Combinations of EMA and passive digital phenotyping seem likely to improve interventions and assessment. GPS location coordinates provide information about where one is, but not who is with them. Proximity detection can determine whether another individual with a device is present, and ambient sound sampling can tell whether individuals are interacting or are simply in proximity to each other. Smart bands can detect activity but not the motivation for the activity (exercise vs. agitation). Combining mood sampling with geolocation information and EMA can help determine whether social isolation is due to depression or lack of motivation, and facial and vocal affect assessment from participant-captured samples can provide validation information for mood reports.

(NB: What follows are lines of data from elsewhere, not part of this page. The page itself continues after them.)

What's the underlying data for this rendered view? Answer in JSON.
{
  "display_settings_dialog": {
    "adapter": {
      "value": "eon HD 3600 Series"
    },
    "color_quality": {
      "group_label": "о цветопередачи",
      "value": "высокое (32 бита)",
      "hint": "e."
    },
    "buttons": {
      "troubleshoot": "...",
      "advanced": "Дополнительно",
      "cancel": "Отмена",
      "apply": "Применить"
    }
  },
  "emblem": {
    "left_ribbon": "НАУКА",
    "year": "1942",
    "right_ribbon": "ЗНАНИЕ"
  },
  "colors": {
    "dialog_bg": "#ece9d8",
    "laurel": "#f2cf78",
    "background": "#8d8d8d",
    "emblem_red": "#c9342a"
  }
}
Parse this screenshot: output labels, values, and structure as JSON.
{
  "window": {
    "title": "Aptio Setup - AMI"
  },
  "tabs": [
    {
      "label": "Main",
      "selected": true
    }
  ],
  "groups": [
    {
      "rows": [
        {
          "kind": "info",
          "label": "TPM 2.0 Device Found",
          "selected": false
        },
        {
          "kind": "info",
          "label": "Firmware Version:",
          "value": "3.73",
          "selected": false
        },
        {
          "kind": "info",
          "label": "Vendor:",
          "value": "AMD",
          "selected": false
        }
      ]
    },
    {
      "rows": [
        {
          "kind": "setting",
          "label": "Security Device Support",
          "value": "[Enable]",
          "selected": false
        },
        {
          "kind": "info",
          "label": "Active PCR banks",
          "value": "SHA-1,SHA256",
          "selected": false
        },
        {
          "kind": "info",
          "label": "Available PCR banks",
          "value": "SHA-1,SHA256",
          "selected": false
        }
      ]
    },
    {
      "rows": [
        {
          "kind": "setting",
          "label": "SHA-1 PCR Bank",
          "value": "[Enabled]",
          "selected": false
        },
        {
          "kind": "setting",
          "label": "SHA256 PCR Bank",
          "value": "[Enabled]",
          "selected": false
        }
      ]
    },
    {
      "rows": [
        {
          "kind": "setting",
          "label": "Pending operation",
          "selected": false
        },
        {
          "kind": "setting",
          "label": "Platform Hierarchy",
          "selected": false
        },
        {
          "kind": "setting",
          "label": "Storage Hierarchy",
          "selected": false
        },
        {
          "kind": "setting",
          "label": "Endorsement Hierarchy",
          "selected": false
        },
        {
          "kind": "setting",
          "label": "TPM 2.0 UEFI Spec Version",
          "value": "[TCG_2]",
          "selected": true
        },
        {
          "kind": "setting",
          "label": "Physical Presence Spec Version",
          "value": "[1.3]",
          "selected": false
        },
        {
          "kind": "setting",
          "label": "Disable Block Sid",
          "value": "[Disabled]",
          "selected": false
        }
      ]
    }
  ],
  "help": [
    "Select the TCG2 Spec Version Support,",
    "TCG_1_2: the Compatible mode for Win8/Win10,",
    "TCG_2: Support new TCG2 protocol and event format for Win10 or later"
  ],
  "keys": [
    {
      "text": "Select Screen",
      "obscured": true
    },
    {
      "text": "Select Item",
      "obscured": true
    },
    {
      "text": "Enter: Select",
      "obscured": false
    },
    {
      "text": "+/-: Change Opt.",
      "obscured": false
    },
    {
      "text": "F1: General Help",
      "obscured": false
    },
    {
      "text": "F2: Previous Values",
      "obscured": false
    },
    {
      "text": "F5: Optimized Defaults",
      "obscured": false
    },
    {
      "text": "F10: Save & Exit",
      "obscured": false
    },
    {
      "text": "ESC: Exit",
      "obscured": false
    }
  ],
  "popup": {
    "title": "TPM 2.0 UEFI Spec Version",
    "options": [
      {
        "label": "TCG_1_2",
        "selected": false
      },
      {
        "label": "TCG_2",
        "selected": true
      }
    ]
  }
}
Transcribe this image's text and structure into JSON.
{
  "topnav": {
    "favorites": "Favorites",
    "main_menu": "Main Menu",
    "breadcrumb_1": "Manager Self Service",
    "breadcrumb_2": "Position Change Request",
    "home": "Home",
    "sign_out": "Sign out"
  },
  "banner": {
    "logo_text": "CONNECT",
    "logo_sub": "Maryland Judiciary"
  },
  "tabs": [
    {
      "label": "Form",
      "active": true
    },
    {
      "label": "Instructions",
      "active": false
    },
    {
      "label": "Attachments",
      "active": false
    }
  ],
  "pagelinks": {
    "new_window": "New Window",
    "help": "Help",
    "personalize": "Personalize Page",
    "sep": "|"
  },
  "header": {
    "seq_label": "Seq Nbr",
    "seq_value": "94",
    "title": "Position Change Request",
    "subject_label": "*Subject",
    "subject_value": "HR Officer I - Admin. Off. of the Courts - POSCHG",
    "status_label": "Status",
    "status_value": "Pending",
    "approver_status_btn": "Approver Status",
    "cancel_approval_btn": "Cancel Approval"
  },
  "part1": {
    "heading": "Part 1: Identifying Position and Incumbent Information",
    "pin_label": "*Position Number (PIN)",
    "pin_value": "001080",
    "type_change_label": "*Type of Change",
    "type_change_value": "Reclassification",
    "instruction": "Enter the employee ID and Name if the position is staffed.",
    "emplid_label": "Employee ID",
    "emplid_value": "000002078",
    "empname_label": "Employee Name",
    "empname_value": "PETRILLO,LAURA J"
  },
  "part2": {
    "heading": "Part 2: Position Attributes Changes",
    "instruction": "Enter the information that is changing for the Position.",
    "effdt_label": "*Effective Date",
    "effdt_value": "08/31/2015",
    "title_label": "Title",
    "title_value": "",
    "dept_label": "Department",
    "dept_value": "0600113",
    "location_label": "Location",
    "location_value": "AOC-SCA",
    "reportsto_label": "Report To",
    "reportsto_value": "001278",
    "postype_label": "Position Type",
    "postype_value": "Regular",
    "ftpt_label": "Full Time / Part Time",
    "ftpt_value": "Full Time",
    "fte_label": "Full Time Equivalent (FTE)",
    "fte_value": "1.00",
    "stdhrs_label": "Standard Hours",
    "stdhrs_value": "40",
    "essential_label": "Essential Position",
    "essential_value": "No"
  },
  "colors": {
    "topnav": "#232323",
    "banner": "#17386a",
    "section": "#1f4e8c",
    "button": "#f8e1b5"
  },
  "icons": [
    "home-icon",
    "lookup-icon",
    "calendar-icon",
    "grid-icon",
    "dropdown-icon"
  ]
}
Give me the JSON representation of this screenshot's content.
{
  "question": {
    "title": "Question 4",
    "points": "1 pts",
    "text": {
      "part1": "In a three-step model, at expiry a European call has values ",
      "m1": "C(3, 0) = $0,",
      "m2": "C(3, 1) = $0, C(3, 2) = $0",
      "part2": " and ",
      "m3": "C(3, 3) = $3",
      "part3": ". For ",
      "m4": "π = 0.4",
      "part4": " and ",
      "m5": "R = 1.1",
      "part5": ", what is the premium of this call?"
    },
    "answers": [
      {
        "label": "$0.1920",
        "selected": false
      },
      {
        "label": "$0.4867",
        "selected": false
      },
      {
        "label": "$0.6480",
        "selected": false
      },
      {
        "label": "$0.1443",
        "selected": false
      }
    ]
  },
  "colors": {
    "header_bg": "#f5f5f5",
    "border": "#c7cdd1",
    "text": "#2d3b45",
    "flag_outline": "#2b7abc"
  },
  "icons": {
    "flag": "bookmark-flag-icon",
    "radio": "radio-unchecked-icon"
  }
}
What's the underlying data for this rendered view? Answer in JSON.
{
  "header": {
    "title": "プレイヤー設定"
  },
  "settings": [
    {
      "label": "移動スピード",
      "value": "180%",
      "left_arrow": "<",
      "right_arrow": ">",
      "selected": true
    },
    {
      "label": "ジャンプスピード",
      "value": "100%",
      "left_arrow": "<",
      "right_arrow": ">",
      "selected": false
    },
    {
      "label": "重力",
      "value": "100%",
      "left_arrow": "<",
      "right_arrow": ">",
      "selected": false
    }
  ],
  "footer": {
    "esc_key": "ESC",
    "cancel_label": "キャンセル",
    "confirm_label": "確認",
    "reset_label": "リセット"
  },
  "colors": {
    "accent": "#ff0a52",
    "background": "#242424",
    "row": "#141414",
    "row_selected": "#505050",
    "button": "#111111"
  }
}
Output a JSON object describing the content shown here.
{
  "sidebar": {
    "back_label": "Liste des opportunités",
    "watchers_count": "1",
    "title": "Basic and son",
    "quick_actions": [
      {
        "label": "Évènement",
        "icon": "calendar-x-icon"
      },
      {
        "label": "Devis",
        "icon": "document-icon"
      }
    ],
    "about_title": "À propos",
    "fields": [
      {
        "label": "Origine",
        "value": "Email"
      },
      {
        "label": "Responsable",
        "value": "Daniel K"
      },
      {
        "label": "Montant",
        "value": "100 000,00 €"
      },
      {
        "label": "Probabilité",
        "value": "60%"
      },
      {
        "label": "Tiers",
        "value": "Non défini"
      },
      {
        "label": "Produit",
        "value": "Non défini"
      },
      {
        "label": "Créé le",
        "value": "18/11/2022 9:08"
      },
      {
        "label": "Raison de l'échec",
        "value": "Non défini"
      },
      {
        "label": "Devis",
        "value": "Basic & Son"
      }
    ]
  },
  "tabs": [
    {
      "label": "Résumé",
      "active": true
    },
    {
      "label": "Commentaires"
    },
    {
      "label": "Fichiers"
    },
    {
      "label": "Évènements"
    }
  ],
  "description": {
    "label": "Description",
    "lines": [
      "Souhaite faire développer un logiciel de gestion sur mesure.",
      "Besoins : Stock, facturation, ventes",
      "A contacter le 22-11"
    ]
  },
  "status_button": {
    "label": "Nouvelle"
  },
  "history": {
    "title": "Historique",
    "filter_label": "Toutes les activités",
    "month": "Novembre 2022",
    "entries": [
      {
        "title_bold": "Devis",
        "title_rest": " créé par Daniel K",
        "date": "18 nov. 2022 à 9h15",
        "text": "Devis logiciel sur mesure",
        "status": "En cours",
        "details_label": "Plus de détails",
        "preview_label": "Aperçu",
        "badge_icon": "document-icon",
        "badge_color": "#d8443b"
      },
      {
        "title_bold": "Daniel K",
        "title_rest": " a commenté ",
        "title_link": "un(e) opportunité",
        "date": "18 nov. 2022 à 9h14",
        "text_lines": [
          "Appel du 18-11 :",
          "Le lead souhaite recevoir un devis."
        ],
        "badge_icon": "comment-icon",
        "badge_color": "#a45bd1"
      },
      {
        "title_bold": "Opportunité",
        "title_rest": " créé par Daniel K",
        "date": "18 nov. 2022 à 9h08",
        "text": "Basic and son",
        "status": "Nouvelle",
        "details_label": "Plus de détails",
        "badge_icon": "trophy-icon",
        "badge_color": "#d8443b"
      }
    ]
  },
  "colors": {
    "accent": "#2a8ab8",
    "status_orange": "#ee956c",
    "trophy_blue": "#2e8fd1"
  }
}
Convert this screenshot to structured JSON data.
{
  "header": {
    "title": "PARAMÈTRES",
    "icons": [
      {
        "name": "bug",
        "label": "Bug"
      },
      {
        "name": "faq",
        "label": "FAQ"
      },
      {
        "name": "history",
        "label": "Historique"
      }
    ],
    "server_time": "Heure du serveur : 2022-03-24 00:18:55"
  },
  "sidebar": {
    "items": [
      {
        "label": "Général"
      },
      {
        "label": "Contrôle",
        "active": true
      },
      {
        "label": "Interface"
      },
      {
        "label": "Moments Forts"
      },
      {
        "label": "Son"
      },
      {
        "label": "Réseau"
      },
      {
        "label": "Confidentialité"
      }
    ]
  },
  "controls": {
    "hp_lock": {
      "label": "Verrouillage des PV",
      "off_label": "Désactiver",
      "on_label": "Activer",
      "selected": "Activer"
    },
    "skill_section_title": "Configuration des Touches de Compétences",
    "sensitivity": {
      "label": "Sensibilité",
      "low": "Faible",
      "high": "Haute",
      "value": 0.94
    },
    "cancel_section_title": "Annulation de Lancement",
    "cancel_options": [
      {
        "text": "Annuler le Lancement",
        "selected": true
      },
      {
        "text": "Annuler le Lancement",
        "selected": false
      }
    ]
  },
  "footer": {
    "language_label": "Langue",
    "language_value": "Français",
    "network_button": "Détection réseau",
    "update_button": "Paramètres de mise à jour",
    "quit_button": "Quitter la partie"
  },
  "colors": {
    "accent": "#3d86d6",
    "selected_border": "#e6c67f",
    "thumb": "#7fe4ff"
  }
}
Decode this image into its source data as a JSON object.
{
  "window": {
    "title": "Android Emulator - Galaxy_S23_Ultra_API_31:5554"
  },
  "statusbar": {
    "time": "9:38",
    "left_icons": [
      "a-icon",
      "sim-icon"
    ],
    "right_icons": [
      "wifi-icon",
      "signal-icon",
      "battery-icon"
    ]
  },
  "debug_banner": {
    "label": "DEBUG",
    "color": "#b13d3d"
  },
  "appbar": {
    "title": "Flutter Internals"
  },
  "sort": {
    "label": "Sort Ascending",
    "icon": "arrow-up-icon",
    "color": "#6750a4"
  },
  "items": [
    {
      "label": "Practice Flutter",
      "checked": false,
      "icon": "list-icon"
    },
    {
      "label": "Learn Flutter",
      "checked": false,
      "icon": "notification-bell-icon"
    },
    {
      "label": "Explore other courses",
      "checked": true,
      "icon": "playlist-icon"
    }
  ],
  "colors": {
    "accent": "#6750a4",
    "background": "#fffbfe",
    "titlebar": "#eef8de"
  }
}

A recent example (
122) suggested that the combination of passive phenotyping and EMA prompts was feasible, with multiple different prompted responses collected, in conjunction with data regarding location, psychophysiological responses, and ambulatory acoustics (44 participants with schizophrenia and 19 with bipolar disorder). Thus, an array of different elements of functioning can be captured simultaneously and used to generate a wide-ranging picture of momentary functioning.
A challenge in the domain of passive digital phenotyping is that application developers and scientific utilizers are commonly at the mercy of the manufacturers, who can restrict access to phone features for applications or push out operating system upgrades that cause software to fail. Further, applications that monitor access to social media may also encounter restricted access or requirements that access be granted for each time the application attempts to capture data. This is an area where collaboration with manufacturers will be required.